How Linen Postcards Transformed the Depression Era Into a Hyperreal Dreamland

(Image credit: Robert I. Pitchford)

Vintage postcards are so cool. Those who couldn’t afford to travel in the 1930s and ‘40s could dream of the brightly-colored places seen on linen postcards. Curt Teich of Teich & Co. produced over 45,000 different linens postcards, and is the subject of the book Postcard America: Curt Teich and the Imaging of a Nation, 1931-1950 by Jeffrey L. Meikle. Meikle explains how Teich became so prominent in the business. One of his secrets was photographer and postcard salesman G.I. Pitchford, who had an artist’s touch.  
One example of how Pitchford’s instinct for profit was combined with the artistry of the retouchers can be found in a 1940 postcard titled “Mt. Lemmon Road, near Tucson, Arizona.” Upon first glance,

Pitchford’s black-and-white source photo, shot the same year the card was published, is unremarkable. In the foreground we see his 1940 Buick sedan parked next to a saguaro cactus, its needles glistening like a spiky halo in the southwestern sun. Ahead of the car, the road angles to the right before bending sharply to left, hugging the curving topography of an inclined ridge. And way off in the distance, in the upper-left corner of Pitchford’s picture, is Tucson, or so we are told in Meikle’s book—the city itself is impossible to see with the naked eye.

What Pitchford’s photograph lacks in technical prowess it makes up in composition, and that was all the retouchers in Chicago needed to produce a postcard worthy of the C. T. Art-Colortone trademark. Thus, the road in the final postcard is a deep rusty red, as were so many unpaved roads in the Southwest in those days, while the cactus-strewn hillside is ablaze in color, as if caught at peak bloom after a particularly wet winter. The “effect of the sun shining thru the needles,” as Pitchford had described the cactus in a note written on the frisket—the sheet of tracing paper protecting his photograph from damage—is preserved, just as the sales agent had specified.

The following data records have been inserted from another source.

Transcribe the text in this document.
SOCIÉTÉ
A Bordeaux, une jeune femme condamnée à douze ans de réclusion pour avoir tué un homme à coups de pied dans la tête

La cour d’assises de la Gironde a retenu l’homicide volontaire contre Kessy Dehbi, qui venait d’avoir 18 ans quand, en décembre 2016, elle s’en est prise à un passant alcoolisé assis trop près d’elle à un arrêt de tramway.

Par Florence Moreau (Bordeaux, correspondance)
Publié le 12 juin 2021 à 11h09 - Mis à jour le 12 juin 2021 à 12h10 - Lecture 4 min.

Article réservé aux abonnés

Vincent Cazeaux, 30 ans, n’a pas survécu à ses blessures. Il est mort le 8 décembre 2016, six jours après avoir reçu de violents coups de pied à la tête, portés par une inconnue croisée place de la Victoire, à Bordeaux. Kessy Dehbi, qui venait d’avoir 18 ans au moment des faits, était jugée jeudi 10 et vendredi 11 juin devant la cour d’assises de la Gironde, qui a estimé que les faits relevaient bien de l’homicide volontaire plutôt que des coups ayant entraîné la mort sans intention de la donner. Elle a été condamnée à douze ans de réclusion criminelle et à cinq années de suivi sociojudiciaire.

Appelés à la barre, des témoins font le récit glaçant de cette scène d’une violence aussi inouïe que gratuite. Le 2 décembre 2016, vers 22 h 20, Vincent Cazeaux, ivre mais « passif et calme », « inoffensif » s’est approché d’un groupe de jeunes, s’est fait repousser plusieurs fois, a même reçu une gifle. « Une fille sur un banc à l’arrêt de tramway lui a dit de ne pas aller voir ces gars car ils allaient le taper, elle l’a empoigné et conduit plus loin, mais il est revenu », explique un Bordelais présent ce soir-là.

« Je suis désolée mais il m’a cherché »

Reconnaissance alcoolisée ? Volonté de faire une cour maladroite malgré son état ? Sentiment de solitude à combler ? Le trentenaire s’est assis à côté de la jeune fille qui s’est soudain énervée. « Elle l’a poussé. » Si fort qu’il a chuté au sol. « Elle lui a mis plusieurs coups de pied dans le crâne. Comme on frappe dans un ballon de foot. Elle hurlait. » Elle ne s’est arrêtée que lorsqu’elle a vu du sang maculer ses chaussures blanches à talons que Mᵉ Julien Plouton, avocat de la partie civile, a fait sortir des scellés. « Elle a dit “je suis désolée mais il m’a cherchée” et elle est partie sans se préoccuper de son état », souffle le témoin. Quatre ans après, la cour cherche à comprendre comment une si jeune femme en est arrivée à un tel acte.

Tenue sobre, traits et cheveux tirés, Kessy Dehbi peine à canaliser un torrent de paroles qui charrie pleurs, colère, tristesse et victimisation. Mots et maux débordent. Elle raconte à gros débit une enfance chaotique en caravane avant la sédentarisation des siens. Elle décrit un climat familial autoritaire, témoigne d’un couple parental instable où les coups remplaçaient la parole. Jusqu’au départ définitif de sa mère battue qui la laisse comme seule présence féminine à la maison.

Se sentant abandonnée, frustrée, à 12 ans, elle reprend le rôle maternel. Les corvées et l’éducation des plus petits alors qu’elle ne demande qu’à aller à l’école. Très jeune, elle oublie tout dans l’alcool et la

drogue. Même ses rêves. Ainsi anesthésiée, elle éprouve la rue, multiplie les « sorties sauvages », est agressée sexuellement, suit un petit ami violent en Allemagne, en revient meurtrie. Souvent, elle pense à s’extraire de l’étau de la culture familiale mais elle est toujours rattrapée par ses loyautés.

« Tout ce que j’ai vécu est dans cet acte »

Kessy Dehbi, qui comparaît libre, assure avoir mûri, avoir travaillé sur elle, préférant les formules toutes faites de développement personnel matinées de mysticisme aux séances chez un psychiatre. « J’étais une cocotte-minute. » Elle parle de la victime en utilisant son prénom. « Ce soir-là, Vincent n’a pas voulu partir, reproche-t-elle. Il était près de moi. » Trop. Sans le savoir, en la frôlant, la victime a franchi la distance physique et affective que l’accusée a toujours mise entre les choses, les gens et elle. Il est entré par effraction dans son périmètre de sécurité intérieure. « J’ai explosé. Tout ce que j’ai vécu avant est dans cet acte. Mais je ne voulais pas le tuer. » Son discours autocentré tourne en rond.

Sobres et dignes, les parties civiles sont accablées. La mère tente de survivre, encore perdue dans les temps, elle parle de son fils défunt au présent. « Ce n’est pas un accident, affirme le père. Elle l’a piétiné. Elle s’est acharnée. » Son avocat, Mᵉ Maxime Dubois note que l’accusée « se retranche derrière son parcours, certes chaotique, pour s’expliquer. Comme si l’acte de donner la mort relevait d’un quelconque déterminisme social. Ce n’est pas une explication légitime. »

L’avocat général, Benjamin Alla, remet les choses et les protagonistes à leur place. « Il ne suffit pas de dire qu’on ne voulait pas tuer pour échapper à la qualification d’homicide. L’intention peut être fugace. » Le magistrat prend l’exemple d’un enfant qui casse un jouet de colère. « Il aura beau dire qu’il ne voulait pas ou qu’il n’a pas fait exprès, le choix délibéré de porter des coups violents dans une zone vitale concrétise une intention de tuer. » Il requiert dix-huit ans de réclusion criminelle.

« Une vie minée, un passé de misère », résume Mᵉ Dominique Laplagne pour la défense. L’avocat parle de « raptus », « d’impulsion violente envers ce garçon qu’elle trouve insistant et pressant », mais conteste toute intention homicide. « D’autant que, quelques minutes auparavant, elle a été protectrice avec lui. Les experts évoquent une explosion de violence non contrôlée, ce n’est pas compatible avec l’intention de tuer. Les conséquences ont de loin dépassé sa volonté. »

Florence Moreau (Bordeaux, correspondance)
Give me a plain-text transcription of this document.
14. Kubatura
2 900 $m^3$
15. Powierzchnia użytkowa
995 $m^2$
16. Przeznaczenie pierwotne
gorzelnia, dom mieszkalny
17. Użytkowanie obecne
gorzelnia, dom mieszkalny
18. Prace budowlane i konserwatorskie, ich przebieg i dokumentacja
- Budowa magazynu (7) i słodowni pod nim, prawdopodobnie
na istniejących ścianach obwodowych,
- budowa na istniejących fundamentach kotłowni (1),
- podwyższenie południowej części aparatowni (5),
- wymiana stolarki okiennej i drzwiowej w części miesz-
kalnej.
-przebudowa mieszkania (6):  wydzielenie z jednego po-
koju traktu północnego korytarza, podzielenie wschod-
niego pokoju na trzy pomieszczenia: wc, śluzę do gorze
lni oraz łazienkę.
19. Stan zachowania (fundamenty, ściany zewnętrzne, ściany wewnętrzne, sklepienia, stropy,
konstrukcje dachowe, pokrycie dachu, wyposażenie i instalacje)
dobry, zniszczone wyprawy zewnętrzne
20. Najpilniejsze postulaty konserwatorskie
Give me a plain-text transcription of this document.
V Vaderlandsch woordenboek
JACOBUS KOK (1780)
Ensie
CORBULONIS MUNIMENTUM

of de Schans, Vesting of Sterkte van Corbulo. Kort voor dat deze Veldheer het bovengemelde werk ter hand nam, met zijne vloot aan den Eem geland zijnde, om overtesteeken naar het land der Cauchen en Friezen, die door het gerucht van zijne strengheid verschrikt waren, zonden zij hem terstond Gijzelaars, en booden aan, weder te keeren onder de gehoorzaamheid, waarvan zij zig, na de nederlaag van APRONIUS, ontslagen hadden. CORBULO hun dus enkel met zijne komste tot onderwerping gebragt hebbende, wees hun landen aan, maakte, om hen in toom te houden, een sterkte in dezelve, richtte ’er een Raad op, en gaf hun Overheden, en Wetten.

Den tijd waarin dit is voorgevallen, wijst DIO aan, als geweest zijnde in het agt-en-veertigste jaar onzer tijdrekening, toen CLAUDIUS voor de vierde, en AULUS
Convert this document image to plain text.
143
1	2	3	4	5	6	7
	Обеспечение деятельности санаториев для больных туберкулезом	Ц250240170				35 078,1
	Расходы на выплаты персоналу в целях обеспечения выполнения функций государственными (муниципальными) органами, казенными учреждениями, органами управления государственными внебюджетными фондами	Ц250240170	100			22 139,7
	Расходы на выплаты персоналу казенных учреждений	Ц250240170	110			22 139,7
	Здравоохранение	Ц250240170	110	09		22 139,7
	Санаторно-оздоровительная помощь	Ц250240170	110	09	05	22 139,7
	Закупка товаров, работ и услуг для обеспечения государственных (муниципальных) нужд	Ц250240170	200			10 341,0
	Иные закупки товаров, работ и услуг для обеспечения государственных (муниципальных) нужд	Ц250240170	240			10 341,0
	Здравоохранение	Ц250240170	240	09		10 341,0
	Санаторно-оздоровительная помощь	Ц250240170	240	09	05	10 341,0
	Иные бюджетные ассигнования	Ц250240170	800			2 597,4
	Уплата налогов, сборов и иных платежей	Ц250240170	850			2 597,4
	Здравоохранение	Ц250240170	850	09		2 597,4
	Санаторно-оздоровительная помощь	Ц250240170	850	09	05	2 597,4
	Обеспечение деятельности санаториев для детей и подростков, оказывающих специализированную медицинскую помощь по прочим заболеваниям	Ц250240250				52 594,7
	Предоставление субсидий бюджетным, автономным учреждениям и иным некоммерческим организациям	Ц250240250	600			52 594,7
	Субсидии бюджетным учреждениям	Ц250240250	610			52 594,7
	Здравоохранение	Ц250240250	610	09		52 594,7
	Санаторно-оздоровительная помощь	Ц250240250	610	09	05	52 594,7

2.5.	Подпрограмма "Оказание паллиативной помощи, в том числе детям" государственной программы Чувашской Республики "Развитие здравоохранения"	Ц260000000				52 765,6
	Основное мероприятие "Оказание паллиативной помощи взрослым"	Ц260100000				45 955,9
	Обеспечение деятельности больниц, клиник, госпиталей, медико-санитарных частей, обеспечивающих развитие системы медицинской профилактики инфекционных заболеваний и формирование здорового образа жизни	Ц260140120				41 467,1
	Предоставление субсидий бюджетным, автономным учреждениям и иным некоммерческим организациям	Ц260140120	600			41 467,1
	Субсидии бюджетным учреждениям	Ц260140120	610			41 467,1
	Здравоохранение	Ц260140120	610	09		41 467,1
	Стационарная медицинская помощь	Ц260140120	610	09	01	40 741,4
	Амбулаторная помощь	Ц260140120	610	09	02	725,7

Importantly, the retouchers did more than just follow orders. Pitchford’s Buick is now cropped at the car’s trunk, giving it the illusion of movement that the original photo lacks. As for the sky, alluring bands of orange and turquoise have replaced the gray haze of Pitchford’s black-and-white. The result is an obvious, fabulous fake, but definitely something you’d want to mail to a friend.